Along their journey from prep stars to high-profile colleges and top-tier draft picks, Wiggins and Parker became good friends. They both own easy-going personalities. They both like sharing the love they get with their teammates. And they each have a common understanding of what the other is going through and, therefore, a greater appreciation of what they each have accomplished and how difficult it was.
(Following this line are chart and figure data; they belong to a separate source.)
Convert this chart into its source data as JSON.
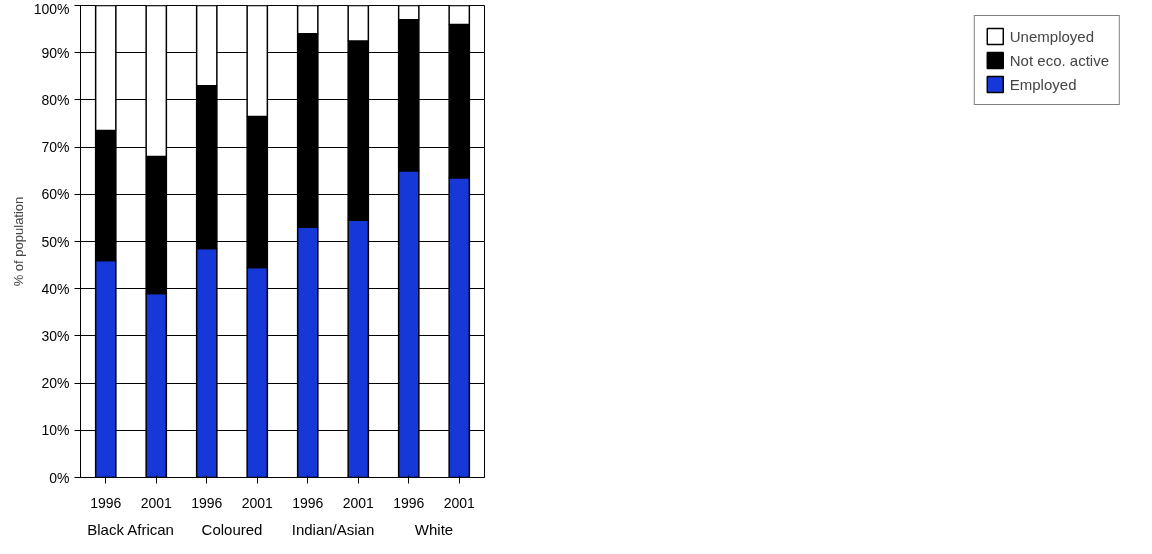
{
  "chart_data": {
    "type": "bar",
    "stacked": true,
    "ylabel": "% of population",
    "categories": [
      "1996",
      "2001",
      "1996",
      "2001",
      "1996",
      "2001",
      "1996",
      "2001"
    ],
    "annotations": [
      "Black African",
      "Coloured",
      "Indian/Asian",
      "White"
    ],
    "series": [
      {
        "name": "Employed",
        "color": "#1638d8",
        "values": [
          46,
          39,
          48.5,
          44.5,
          53,
          54.5,
          65,
          63.5
        ]
      },
      {
        "name": "Not eco. active",
        "color": "#000000",
        "values": [
          27.5,
          29,
          34.5,
          32,
          41,
          38,
          32,
          32.5
        ]
      },
      {
        "name": "Unemployed",
        "color": "#ffffff",
        "values": [
          26.5,
          32,
          17,
          23.5,
          6,
          7.5,
          3,
          4
        ]
      }
    ],
    "ylim": [
      0,
      100
    ],
    "yticks": [
      {
        "value": 0,
        "label": "0%"
      },
      {
        "value": 10,
        "label": "10%"
      },
      {
        "value": 20,
        "label": "20%"
      },
      {
        "value": 30,
        "label": "30%"
      },
      {
        "value": 40,
        "label": "40%"
      },
      {
        "value": 50,
        "label": "50%"
      },
      {
        "value": 60,
        "label": "60%"
      },
      {
        "value": 70,
        "label": "70%"
      },
      {
        "value": 80,
        "label": "80%"
      },
      {
        "value": 90,
        "label": "90%"
      },
      {
        "value": 100,
        "label": "100%"
      }
    ],
    "grid": "y",
    "legend": "right"
  }
}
That doesn’t mean, however, that they don’t like to compete against each other. Leading up to the draft, Wiggins made no secret of the fact that the idea of someone else being drafted first did not sit well with him. And back in early November, in Chicago, during the only collegiate meeting between these two sensational talents, Wiggins asked to guard Parker late in KU’s 94-83 victory over Duke and outshined his fellow-one-and-doner down the stretch.

“On the court, it doesn’t matter who I’m going against,” Wiggins said. “I’m going to go hard. I’m going to go to win and kill. Off the court, we can be friends, but on the court, it’s a different story.”

Regardless of what becomes of the Wiggins-Parker rivalry — if anything ever does — the former KU standout said he thought both guys entered the NBA with a big-time advantage in terms of knowing how to handle what’s ahead. The reason? The schools at which they played their lone seasons of college basketball.

“I think college really prepares you for a level like this,” Wiggins said. “Especially a big-time school like Kansas or a Duke or a Kentucky, where you’re always under the spotlight… You’re basically treated like a rock star on campus or wherever you go in that state. I think that really translates to the NBA.”

Another thing Wiggins believes will help him make the adjustment is the coaching he received from KU coach Bill Self during his one-year holding pattern that preceded Thursday night’s dream-come-true event.

“He’s a great, legendary coach, one of the best there is,” Wiggins said of Self. “And he doesn’t baby anybody. He really pushes you to be the best you can be, and he brought a lot out of me.”